New Delhi: Foreign Minister S Jaishankar today fired back at Rahul Gandhi, who recently suggested that he did not know much about foreign policy and "needed to learn some more". He also hit back at the Congress leader on his frequent criticism of what he describes as the government's "defensive" China policy.
"If I would have to sum up this China thing, please do not buy this narrative that somewhere the government is on the defensive...somewhere we are being accommodative. I ask people if we were being accommodative who sent the Indian Army to the LAC (Line of Actual Control). Rahul Gandhi did not send them. Narendra Modi sent them," Dr Jaishankar told news agency ANI in a special podcast.
"We have today the largest peacetime deployment in our history on the China border. We are keeping troops there at a huge cost with great effort. We have increased our infrastructure spending on the border five times in this government. Now tell me who is the defensive and accommodative person? Who is actually telling the truth? Who is depicting things accurately? Who is playing footsie with history?"

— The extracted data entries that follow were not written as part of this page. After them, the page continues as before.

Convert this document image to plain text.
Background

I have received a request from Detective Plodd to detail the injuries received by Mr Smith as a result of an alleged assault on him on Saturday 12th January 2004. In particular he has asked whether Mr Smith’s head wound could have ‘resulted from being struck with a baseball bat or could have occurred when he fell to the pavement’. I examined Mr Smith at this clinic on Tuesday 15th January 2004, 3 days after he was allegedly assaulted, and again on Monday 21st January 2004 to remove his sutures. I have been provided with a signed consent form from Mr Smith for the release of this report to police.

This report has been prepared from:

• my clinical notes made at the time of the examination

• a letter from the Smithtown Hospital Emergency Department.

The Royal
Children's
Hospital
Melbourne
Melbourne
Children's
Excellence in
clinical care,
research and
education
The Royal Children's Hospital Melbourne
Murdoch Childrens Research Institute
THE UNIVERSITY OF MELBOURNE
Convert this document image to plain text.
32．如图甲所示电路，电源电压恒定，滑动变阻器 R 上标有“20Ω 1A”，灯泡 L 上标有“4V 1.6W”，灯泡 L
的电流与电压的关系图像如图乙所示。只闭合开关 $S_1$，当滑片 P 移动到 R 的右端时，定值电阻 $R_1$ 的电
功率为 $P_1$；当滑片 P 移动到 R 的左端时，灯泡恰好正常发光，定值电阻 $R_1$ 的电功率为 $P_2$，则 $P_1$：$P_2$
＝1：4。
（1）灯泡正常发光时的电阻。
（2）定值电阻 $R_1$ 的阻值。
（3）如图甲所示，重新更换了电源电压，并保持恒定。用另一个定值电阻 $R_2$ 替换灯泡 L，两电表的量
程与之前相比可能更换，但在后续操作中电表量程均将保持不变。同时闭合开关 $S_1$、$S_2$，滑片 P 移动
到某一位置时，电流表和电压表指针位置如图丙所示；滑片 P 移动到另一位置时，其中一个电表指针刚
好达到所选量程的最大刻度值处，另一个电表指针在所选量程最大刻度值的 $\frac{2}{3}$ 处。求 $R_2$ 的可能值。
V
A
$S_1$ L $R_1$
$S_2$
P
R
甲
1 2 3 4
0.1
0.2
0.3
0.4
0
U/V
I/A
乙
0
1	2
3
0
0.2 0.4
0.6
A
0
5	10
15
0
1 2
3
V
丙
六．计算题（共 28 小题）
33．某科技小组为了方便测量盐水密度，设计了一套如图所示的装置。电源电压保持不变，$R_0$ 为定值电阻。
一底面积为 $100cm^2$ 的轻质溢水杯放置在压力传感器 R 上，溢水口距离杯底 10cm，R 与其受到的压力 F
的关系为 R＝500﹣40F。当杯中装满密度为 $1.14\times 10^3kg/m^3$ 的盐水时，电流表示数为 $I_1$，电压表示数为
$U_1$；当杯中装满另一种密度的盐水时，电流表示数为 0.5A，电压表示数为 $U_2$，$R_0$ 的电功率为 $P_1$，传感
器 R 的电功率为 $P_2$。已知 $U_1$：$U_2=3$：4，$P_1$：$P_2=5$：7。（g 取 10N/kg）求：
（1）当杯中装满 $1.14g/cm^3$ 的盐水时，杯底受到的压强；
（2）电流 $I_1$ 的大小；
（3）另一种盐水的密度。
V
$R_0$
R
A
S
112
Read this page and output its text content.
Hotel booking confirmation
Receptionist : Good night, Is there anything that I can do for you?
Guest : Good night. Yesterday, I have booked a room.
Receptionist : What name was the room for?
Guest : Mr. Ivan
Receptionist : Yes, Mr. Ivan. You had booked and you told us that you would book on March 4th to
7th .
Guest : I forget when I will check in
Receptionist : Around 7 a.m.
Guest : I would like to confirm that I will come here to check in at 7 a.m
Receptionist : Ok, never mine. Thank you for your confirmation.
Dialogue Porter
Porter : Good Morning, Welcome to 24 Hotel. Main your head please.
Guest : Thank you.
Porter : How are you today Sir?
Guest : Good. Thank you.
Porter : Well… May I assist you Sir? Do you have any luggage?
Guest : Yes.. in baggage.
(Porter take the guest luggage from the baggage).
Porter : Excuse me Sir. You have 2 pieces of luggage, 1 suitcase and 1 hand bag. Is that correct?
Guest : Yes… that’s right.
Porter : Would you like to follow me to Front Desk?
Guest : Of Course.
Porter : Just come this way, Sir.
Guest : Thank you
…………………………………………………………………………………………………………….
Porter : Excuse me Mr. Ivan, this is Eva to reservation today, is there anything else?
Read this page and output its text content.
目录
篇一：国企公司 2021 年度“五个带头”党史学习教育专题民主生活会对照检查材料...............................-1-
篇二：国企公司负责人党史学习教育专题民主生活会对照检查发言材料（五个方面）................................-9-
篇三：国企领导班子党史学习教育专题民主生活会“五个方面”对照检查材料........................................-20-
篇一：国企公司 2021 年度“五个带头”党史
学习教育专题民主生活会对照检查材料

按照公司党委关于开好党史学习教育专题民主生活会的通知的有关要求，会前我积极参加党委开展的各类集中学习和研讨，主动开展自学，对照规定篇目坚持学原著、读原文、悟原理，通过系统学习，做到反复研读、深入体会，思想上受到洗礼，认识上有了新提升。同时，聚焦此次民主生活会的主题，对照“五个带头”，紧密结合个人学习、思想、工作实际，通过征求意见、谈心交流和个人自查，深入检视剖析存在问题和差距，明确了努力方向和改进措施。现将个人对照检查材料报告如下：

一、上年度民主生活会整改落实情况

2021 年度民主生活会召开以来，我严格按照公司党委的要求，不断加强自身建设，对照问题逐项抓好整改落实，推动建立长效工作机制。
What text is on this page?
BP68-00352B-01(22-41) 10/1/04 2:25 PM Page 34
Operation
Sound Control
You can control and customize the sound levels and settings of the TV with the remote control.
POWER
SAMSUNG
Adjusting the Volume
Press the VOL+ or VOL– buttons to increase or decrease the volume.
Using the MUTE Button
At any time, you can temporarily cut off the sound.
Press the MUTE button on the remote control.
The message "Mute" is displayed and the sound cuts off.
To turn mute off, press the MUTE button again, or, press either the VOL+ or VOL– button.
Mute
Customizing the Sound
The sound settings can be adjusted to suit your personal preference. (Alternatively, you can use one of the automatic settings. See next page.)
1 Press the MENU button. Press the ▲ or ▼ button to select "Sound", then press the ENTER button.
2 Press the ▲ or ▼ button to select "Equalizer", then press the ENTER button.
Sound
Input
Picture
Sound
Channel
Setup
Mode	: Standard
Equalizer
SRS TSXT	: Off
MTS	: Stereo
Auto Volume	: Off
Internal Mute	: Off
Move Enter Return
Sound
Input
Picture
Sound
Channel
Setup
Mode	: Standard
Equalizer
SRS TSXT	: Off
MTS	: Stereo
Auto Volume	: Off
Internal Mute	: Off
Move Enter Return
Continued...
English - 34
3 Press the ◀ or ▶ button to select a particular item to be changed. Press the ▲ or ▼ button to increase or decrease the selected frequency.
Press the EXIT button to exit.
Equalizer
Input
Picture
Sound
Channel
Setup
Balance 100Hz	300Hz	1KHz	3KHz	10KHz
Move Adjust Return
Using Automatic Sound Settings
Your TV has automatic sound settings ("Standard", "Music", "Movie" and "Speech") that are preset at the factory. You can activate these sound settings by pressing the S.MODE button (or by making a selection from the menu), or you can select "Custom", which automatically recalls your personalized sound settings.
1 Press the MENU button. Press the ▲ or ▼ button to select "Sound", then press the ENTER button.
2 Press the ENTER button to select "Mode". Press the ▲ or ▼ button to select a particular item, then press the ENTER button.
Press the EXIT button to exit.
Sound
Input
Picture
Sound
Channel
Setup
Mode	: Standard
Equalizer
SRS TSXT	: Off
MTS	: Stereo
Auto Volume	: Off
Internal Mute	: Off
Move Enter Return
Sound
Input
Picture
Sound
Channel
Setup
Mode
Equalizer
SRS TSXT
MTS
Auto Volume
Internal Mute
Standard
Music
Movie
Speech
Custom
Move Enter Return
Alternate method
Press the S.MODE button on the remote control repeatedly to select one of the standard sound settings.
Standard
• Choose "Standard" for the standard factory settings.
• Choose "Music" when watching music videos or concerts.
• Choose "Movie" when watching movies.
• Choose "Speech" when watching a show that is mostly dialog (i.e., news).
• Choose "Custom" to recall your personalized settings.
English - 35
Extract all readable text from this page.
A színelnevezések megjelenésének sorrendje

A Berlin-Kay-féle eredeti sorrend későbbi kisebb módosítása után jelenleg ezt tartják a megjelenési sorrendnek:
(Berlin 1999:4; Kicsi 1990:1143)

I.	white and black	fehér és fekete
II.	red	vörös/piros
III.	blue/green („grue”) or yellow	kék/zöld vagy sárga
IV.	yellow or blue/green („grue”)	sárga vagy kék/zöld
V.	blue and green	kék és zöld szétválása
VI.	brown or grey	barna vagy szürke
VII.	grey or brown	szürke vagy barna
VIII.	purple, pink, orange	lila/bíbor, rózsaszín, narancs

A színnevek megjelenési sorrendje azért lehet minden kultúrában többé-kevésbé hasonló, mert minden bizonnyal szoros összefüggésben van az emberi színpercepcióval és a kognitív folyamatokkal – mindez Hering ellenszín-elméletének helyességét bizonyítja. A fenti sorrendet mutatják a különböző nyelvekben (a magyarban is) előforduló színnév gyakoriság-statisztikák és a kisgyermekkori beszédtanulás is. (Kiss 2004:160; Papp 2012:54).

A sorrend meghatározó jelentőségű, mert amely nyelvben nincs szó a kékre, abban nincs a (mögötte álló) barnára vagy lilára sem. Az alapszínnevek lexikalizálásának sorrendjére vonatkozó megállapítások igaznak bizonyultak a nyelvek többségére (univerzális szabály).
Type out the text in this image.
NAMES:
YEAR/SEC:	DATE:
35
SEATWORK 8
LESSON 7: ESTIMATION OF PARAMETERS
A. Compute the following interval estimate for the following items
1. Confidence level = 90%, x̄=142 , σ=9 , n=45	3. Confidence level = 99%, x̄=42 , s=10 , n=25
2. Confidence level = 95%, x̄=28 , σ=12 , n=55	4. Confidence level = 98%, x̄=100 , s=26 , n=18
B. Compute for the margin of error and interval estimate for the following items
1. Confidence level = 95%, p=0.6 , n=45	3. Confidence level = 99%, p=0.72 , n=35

The Foreign Minister, taking a swipe at Rahul Gandhi over his foreign policy comment, said he was ready to listen to the Congress MP if he has "superior knowledge and wisdom" on China.
"I think he said this somewhere in a public meeting. It is probably in the context of China. All I can say in my defence is I have been the longest-serving ambassador in China. I have been dealing with a lot of these border issues for a very long time. I am not suggesting that I am necessarily the most knowledgeable person, but I would have a fairly good self-opinion of my understanding of what is up there. If he has superior knowledge and wisdom on China, I am always willing to listen. As I said, for me life is a learning process. If that is a possibility, I have never closed my mind to anything however improbable that may be," Dr Jaishankar remarked.
On the Congress and other opposition parties slamming the government over Chinese constructions at the Pangong Lake region in Ladakh, the Foreign Minister said the area had been under illegal occupation of China since the 1962 war.
The Congress and its leaders "must have some problem understanding words beginning with 'C'," the minister quipped.
"When did that area actually come under Chinese control? They (Congress) must have some problem understanding words beginning with 'C'. I think they are deliberately misrepresenting the situation. The Chinese first came there in 1958 and the Chinese captured it in October 1962. Now you are going to blame the Modi government in 2023 for a bridge which the Chinese captured in 1962 and you don't have the honesty to say that it is where it happened," Dr Jaishankar said.
"Rajiv Gandhi went to Beijing in 1988...signed agreements in 1993 and 1996. I do not think signing those agreements was wrong. This is not a political point I am making. I think those agreements were signed at that time because we needed to stabilise the border. And they did stabilise the border.
The opposition party should have honesty to look at what happened in 1962.
"What happens you do this smoke and mirror, oh there is something happening here it is almost like 1962 never happened," he said, adding that it was important to call out the Congress on its blunders.
"Personally, I can get into a blame game, what happened in 1962, it happened, but now if you whitewash all that everything happened only in 2023... I have to call you (Congress) out," Dr Jaishankar said.
The government, he said, had increased the budget by five times to ramp up border infrastructure.